Uranium miners Deep Yellow (6.3 per cent) and Boss Energy (down 2.5 per cent) both lost ground following a rally last week.
The banks lodged a strong day of trading after an early retreat. Commonwealth Bank, the largest stock on the ASX, gained 1.7 per cent, while NAB (up 1.8 per cent), Westpac (up 1.4 per cent), ANZ (up 1.7 per cent), and Macquarie (up 1.5 per cent) all rose.
Growth in the consumer sector was led by Kmart and Bunnings owner Wesfarmers (up 1.4 per cent) and The Star Entertainment Group (up 5.4 per cent).
Technology was the worst-performing sector, following a slump in tech stocks in the US overnight. It was led into the red by Xero (down 1.8 per cent) and TechnologyOne (down 2.1 per cent), while WiseTech grew by 0.3 per cent.

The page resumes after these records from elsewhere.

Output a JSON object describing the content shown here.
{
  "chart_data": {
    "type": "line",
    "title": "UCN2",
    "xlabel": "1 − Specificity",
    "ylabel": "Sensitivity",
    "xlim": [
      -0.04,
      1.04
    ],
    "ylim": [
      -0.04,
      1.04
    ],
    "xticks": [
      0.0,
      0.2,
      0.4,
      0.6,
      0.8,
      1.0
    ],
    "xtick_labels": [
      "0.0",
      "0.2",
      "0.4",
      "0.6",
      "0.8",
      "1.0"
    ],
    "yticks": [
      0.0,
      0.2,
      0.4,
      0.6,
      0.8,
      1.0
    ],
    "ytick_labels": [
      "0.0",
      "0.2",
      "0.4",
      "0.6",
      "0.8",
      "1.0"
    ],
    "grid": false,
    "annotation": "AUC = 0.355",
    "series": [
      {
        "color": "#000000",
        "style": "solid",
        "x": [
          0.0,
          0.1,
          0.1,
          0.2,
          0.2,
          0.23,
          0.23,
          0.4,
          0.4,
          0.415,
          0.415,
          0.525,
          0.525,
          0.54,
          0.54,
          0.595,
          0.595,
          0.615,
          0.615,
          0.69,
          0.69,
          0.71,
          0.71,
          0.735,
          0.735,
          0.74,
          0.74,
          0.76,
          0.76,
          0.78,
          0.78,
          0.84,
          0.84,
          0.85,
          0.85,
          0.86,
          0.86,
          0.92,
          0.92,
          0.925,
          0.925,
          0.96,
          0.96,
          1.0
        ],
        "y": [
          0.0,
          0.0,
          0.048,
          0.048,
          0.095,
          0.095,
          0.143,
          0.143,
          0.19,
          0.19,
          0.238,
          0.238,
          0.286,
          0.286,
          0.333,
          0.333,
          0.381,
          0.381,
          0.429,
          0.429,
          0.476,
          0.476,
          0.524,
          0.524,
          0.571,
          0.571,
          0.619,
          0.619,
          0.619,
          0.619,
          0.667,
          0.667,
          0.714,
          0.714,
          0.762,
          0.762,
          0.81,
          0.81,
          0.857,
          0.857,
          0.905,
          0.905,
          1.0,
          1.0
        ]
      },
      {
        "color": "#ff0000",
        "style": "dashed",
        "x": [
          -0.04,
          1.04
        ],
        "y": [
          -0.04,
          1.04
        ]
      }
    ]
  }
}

Block Inc – one of the major beneficiaries of the Bitcoin price surge following President-elect Donald Trump’s November election victory – was a key loser on Wednesday, falling 3.3 per cent. Fellow fintech Zip Co lost 4.9 per cent, while QBE fell 1.3per cent.
Regenerative medicine company Avita Medicine fell 19.3 per cent, after the company downgraded its commercial revenue forecasts for the December quarter amid reduced purchasing activity.
The Australian dollar lowered, and was valued at US62.29¢ at 4.21pm.
In the US, the S&P 500 fell 1.1 per cent after giving up an early gain. The Dow Jones Industrial Average dropped 178 points, or 0.4 per cent, while the Nasdaq composite tumbled 1.9 per cent.
Stocks dropped under the weight of rising yields in the bond market, which jumped immediately after the release of two encouraging reports on the economy. One said American employers were advertising more job openings at the end of November than economists expected. The other said activity for finance, retail and other services businesses grew much faster in December than expected.
Nvidia swung to a loss of 6.2 per cent and became the heaviest weight on the S&P 500. Losses for Amazon, Tesla, Apple and Microsoft were the next-strongest forces dragging the index lower.